Autre chose encore. Après avoir travaillé ce texte, je pensais à ce pauvre type, ce pauvre garde qui en pleine nuit de fête, doit mettre à mort (peut-être égorger tout bêtement parce que c'est ce qu'il y a de plus facile) un homme emprisonné injustement, et apporter sa tête sur un plat à cette gourgandine qui est la fille de cette p... de reine. Et peut-être qu'un jour je pourrai écrire un texte à la première personne. 

Marc 6, 17-29.  

Je n'aime pas les fêtes de Jean le Baptiste, je ne comprends pas bien l'importance qu'on lui attache.

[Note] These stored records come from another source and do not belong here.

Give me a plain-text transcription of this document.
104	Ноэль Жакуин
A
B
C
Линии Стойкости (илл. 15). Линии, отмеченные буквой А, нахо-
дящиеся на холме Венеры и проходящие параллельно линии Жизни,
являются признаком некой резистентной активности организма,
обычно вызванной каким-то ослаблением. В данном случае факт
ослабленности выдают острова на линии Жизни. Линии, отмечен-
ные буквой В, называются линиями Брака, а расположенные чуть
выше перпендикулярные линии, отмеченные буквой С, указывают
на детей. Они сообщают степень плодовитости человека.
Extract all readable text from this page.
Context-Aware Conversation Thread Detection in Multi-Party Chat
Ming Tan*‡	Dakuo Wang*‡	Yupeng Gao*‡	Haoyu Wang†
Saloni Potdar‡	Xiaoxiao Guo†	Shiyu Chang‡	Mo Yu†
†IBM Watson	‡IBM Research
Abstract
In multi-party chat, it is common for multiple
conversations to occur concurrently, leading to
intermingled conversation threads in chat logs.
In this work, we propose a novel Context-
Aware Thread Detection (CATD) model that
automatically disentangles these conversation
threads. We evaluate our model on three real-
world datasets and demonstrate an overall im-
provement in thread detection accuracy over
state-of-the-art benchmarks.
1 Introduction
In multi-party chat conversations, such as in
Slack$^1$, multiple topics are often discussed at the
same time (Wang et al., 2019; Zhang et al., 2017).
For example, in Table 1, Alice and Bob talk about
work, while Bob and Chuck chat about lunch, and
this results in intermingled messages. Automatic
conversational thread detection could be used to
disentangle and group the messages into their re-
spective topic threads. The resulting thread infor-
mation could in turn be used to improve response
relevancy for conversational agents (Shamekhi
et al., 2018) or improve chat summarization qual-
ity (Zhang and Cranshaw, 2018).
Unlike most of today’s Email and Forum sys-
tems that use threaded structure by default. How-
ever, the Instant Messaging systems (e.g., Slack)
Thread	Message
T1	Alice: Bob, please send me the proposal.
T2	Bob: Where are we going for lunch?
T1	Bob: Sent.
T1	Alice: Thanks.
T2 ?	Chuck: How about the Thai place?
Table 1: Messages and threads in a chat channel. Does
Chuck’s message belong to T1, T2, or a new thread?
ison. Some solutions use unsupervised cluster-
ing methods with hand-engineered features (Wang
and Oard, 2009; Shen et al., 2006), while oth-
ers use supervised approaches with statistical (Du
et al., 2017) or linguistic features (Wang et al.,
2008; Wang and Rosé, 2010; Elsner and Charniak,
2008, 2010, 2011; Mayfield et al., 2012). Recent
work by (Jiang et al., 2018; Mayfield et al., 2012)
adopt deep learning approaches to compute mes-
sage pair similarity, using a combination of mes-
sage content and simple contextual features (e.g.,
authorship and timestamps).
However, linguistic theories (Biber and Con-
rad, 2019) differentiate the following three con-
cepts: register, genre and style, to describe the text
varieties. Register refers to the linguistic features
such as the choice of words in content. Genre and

Mais c'est comme ça. Et normalement cet épisode est comme un sandwich dans cet évangile. et effectivement on trouve l'envoi de disciples en mission, du coup Hérode qui se pose des questions, et le retour des disciples (avec la multiplication des pains).

17 Car c’était lui, Hérode, qui avait donné l’ordre d’arrêter Jean et de l'enchaîner dans la prison, à cause d’Hérodiade, la femme de son frère Philippe, que lui-même avait prise pour épouse.

Marc reprend l'histoire de Jean-Baptiste, parce qu'Hérode se pose des questions au sujet de Jésus, et qu'il se dit que Jésus c'est Jean Baptiste revenu à la vie, ce qui est une manière finalement de se dédouaner: oui je l'ai fait décapiter, mais je ne le voulais pas, et il est vivant, donc il n'est pas mort. Un peu infantile comme raisonnement. 

Mais je n'avais jamais lu (ou trop vite), le mot enchaîné. Cela renvoie surement aussi à Isaïe, et à la phrase que Jésus cite quand les disciples de Jean viennent le voir pour savoir s'il est celui qui doit venir. Sauf que Jésus ne libère pas son cousin. Et être enchaîné c'est un peu avoir un statut d'animal. Pauvre Jean, habitué à vivre au bord du Jourdain.

18 En effet, Jean lui disait : « Tu n’as pas le droit de prendre la femme de ton frère. »
19 Hérodiade en voulait donc à Jean, et elle cherchait à le faire mourir. Mais elle n’y arrivait pas
20 parce que Hérode avait peur de Jean : il savait que c’était un homme juste et saint, et il le protégeait ; quand il l’avait entendu, il était très embarrassé ; cependant il l’écoutait avec plaisir.


 On a là un résumé. Jean montre à Hérode qu'il est un pécheur. Hérodiade fonctionne un peu comme Jézabel ou Athalie dans l'ancien testament. Cet homme qui lui tient tête (comme Elie) il faut s'en débarrasser, mais contrairement à Jézabel elle n'a pas beaucoup de pouvoir. Elle doit donc subir et trouver un biais pour arriver à ses fins. 

Ce que Marc décrit d'Hérode est un peu bizarre. Il a peur de Jean, (comme si Jean pouvait parce qu'il est un homme juste et saint, faire tomber sur lui le feu de Dieu). On dirait qu'une partie de lui sait qu'il fait mal, mais que ce que Jean dit (et on ne sait pas ce qu'il dit) l'intéresse. 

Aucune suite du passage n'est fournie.